Monica Ferrando: «È così, tanto è vero che ancora ne parliamo e certo l’universalizzazione psicologica ad opera di Freud ne ha ulteriormente confermato lo statuto di modello artistico e introspettivo. Perché? Perché la sua sostanza era il problema per eccellenza della convivenza umana così come si era organizzata secondo la polis: l’esclusione/inclusione sacrificale. Invece di vivere il paradosso etico-religioso del sacrificio, come per esempio nell’orfismo o in Arcadia, valendosi di un’immaginazione mitopoietica (pensiamo a Orfeo o a Licaone), presente peraltro anche nella tragedia, lo si trasferisce nella finzione di una liturgia civica, orchestrando un’autorappresentazione della polis funzionale alla sua autoconservazione universalizzante, dove il sacrificio diviene la condizione indispensabile, anche inconscia, dell’imputabilità dell’azione a un soggetto (eroico) che diverrà il soggetto universale dell’occidente».
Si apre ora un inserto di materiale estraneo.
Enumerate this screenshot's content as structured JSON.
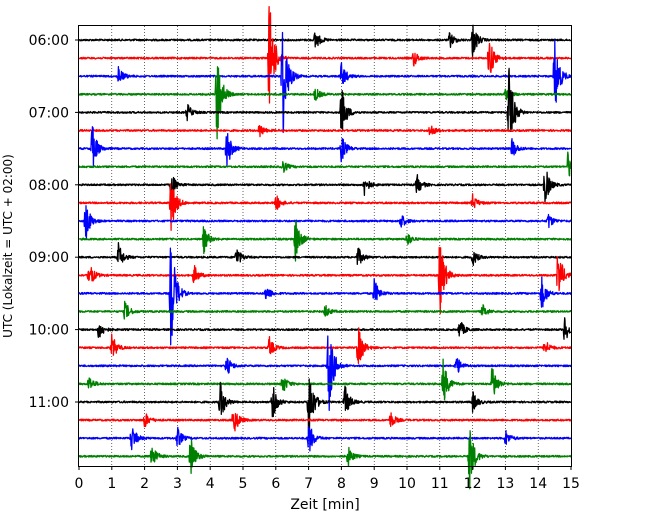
{
  "chart_data": {
    "type": "line",
    "title": "",
    "xlabel": "Zeit  [min]",
    "ylabel": "UTC (Lokalzeit = UTC + 02:00)",
    "xlim": [
      0,
      15
    ],
    "x_ticks": [
      0,
      1,
      2,
      3,
      4,
      5,
      6,
      7,
      8,
      9,
      10,
      11,
      12,
      13,
      14,
      15
    ],
    "y_tick_labels": [
      "06:00",
      "07:00",
      "08:00",
      "09:00",
      "10:00",
      "11:00"
    ],
    "y_tick_rows": [
      0,
      4,
      8,
      12,
      16,
      20
    ],
    "grid": "vertical dotted at each minute",
    "row_colors": [
      "#000000",
      "#ff0000",
      "#0000ff",
      "#008000"
    ],
    "rows": [
      {
        "start": "06:00",
        "events": [
          [
            12.0,
            0.25
          ],
          [
            7.2,
            0.15
          ],
          [
            11.3,
            0.12
          ]
        ]
      },
      {
        "start": "06:15",
        "events": [
          [
            5.8,
            0.9
          ],
          [
            12.5,
            0.35
          ],
          [
            10.2,
            0.12
          ]
        ]
      },
      {
        "start": "06:30",
        "events": [
          [
            6.2,
            1.0
          ],
          [
            14.5,
            0.6
          ],
          [
            8.0,
            0.2
          ],
          [
            1.2,
            0.15
          ]
        ]
      },
      {
        "start": "06:45",
        "events": [
          [
            4.2,
            0.75
          ],
          [
            7.2,
            0.1
          ],
          [
            13.0,
            0.1
          ]
        ]
      },
      {
        "start": "07:00",
        "events": [
          [
            13.1,
            0.7
          ],
          [
            8.0,
            0.4
          ],
          [
            3.3,
            0.12
          ]
        ]
      },
      {
        "start": "07:15",
        "events": [
          [
            5.5,
            0.1
          ],
          [
            10.7,
            0.1
          ]
        ]
      },
      {
        "start": "07:30",
        "events": [
          [
            0.4,
            0.35
          ],
          [
            4.5,
            0.3
          ],
          [
            8.0,
            0.2
          ],
          [
            13.2,
            0.15
          ]
        ]
      },
      {
        "start": "07:45",
        "events": [
          [
            14.9,
            0.2
          ],
          [
            6.2,
            0.1
          ]
        ]
      },
      {
        "start": "08:00",
        "events": [
          [
            14.2,
            0.3
          ],
          [
            2.8,
            0.2
          ],
          [
            8.7,
            0.15
          ],
          [
            10.3,
            0.15
          ]
        ]
      },
      {
        "start": "08:15",
        "events": [
          [
            2.8,
            0.45
          ],
          [
            6.0,
            0.12
          ],
          [
            12.0,
            0.12
          ]
        ]
      },
      {
        "start": "08:30",
        "events": [
          [
            0.2,
            0.3
          ],
          [
            9.8,
            0.12
          ],
          [
            14.3,
            0.12
          ]
        ]
      },
      {
        "start": "08:45",
        "events": [
          [
            6.6,
            0.35
          ],
          [
            3.8,
            0.2
          ],
          [
            10.0,
            0.1
          ]
        ]
      },
      {
        "start": "09:00",
        "events": [
          [
            1.2,
            0.2
          ],
          [
            4.8,
            0.15
          ],
          [
            8.5,
            0.15
          ],
          [
            12.0,
            0.12
          ]
        ]
      },
      {
        "start": "09:15",
        "events": [
          [
            11.0,
            0.6
          ],
          [
            14.6,
            0.4
          ],
          [
            0.3,
            0.2
          ],
          [
            3.5,
            0.15
          ]
        ]
      },
      {
        "start": "09:30",
        "events": [
          [
            2.8,
            0.9
          ],
          [
            9.0,
            0.2
          ],
          [
            14.1,
            0.25
          ],
          [
            5.7,
            0.12
          ]
        ]
      },
      {
        "start": "09:45",
        "events": [
          [
            1.4,
            0.15
          ],
          [
            7.5,
            0.1
          ],
          [
            12.3,
            0.1
          ]
        ]
      },
      {
        "start": "10:00",
        "events": [
          [
            0.6,
            0.15
          ],
          [
            11.6,
            0.15
          ],
          [
            14.8,
            0.2
          ]
        ]
      },
      {
        "start": "10:15",
        "events": [
          [
            8.5,
            0.35
          ],
          [
            1.0,
            0.2
          ],
          [
            5.8,
            0.15
          ],
          [
            14.2,
            0.12
          ]
        ]
      },
      {
        "start": "10:30",
        "events": [
          [
            7.6,
            0.8
          ],
          [
            4.5,
            0.15
          ],
          [
            11.5,
            0.15
          ]
        ]
      },
      {
        "start": "10:45",
        "events": [
          [
            11.1,
            0.35
          ],
          [
            12.6,
            0.3
          ],
          [
            6.2,
            0.15
          ],
          [
            0.3,
            0.12
          ]
        ]
      },
      {
        "start": "11:00",
        "events": [
          [
            7.0,
            0.6
          ],
          [
            4.3,
            0.3
          ],
          [
            5.9,
            0.25
          ],
          [
            8.1,
            0.25
          ],
          [
            12.0,
            0.15
          ]
        ]
      },
      {
        "start": "11:15",
        "events": [
          [
            4.7,
            0.25
          ],
          [
            2.0,
            0.12
          ],
          [
            9.5,
            0.12
          ]
        ]
      },
      {
        "start": "11:30",
        "events": [
          [
            7.0,
            0.25
          ],
          [
            1.6,
            0.2
          ],
          [
            3.0,
            0.15
          ],
          [
            13.0,
            0.12
          ]
        ]
      },
      {
        "start": "11:45",
        "events": [
          [
            11.9,
            0.5
          ],
          [
            3.4,
            0.3
          ],
          [
            2.2,
            0.2
          ],
          [
            8.2,
            0.15
          ]
        ]
      }
    ],
    "trace_amplitude_hours": 0.012
  }
}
Sarantis Thanopulos: «L’agire sulla scena tragica, a cui l’occidente ha associato l’assunzione eroica di un destino sacrificale, è imitazione di un’azione autoreferenziale, irresponsabile che porta il protagonista a distruggere la sua posizione nel mondo. Essa è il prodotto di un grave errore, preterintenzionale, di giudizio (amartia) dettato dalla svalutazione dell’importanza dell’altro. Il sacrificio a cui conduce non libera la polis. Mette la sua costituzione democratica di fronte al limite potenzialmente catastrofico della logica sacrificale: la politica di un’inclusione escludente, chiusa all’alterità e alla migrazione che espelle il desiderio nei confronti dello straniero, considerandolo estraneo al senso di appartenenza. L’imitazione dell’azione autoreferenziale nello spazio tragico, mentre da una parte la riproduce, dall’altra ne spezza l’inesorabilità e apre i cittadini seduti sui gradini del teatro, togliendoli dalla passività, al riconoscimento della perdita e alla sua elaborazione trasformativa. Disattiva il dispositivo dell’inclusione elettiva/esclusiva e rimette in gioco la parità come condizione della convivenza umana».
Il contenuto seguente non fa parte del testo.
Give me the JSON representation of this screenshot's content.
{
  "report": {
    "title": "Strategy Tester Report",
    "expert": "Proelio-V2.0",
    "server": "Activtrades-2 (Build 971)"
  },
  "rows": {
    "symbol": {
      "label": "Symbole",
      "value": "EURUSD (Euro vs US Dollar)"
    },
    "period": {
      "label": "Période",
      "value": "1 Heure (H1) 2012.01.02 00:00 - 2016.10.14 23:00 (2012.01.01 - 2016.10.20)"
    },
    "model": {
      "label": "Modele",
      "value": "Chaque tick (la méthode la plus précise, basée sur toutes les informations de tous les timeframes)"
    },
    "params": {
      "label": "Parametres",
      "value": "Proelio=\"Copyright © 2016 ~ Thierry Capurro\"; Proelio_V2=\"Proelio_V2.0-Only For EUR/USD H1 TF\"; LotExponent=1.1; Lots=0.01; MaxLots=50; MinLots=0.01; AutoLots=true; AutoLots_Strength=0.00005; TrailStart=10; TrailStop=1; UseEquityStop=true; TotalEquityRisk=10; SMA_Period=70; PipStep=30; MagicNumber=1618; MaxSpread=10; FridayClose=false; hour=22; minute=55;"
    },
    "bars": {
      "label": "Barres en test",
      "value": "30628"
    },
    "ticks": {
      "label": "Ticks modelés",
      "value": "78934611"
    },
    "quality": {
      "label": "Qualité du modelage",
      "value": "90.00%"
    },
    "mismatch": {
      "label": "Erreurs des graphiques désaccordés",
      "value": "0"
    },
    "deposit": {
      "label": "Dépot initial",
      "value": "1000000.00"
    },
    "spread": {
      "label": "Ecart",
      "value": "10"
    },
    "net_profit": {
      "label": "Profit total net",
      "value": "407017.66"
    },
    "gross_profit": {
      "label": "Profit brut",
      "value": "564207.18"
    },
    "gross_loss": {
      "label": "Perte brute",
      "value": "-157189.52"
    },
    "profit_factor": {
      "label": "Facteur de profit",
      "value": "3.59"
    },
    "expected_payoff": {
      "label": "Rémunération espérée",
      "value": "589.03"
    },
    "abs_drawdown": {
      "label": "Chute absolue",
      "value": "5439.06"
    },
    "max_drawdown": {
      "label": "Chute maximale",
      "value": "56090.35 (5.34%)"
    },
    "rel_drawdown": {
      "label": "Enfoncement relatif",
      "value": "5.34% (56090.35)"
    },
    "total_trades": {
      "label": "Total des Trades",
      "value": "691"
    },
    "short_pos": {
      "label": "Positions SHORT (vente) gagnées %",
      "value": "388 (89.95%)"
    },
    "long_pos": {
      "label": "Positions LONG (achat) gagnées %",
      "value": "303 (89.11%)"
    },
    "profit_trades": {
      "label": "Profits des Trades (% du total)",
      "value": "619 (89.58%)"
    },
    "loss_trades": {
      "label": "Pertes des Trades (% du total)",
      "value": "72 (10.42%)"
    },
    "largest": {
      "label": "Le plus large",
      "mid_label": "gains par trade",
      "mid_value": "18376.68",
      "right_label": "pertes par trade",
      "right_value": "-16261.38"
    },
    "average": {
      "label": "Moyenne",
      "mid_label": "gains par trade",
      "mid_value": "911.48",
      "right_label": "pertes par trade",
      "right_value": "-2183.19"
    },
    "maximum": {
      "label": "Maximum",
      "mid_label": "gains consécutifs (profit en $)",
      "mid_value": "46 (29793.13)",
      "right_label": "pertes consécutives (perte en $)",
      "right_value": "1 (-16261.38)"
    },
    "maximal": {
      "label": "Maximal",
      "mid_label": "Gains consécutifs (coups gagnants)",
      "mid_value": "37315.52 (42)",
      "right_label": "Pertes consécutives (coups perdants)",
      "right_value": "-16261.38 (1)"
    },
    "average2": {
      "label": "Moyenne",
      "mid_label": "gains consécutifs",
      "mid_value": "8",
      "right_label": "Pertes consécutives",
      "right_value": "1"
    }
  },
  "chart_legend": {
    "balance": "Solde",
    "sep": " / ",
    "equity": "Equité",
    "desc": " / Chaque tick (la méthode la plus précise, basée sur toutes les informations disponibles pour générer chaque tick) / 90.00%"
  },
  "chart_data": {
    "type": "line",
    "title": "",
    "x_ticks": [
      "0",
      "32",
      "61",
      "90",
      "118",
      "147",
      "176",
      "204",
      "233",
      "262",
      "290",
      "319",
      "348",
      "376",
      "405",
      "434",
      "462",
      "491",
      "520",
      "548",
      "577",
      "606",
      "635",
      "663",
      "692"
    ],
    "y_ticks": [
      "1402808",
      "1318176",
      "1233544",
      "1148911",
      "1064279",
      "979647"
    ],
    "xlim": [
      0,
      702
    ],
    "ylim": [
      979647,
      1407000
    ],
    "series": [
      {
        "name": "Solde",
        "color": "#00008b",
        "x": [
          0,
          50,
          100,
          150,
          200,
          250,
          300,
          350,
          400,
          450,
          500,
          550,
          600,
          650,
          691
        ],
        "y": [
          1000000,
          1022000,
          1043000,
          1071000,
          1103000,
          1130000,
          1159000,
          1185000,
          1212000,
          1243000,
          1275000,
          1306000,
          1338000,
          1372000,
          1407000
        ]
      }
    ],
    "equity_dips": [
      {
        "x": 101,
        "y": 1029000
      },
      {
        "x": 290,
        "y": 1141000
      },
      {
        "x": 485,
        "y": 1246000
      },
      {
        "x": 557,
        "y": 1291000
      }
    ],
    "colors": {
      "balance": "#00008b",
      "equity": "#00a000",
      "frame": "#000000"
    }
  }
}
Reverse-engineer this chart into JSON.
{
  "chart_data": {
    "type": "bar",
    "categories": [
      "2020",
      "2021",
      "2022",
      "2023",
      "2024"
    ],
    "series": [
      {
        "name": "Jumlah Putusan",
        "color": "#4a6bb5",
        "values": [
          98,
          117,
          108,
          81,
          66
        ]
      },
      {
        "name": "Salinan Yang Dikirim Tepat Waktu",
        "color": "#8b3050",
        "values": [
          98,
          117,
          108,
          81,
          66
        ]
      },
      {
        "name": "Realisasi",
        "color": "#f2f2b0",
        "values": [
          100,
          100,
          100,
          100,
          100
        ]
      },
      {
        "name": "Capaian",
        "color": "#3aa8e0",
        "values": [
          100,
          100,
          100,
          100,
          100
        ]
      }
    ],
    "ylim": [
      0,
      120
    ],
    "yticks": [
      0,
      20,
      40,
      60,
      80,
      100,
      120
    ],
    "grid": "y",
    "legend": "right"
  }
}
Monica Ferrando: «Questo forse nelle intenzioni – politiche – dei poeti. Di fatto, però, alla politica possibile come scaturigine dell’esercizio della poesia non è andata così. E oggi, in cui lo spettacolo ha intaccato tutto, persino la pittura storica, la sua forma è imposta con la forza ‘legittimante’ delle istituzioni. Dinnanzi alla tragedia politica reale (la condanna dell’innocente) è un’incessante e generale dialogo politico a essere necessario, al di là di ogni, ahimé calcolato, effetto artistico. La separazione in attori e spettatori è un’espropriazione sistematica di quella poesia che, in varia misura, da sempre abita gli esseri umani come potenza politica della lingua».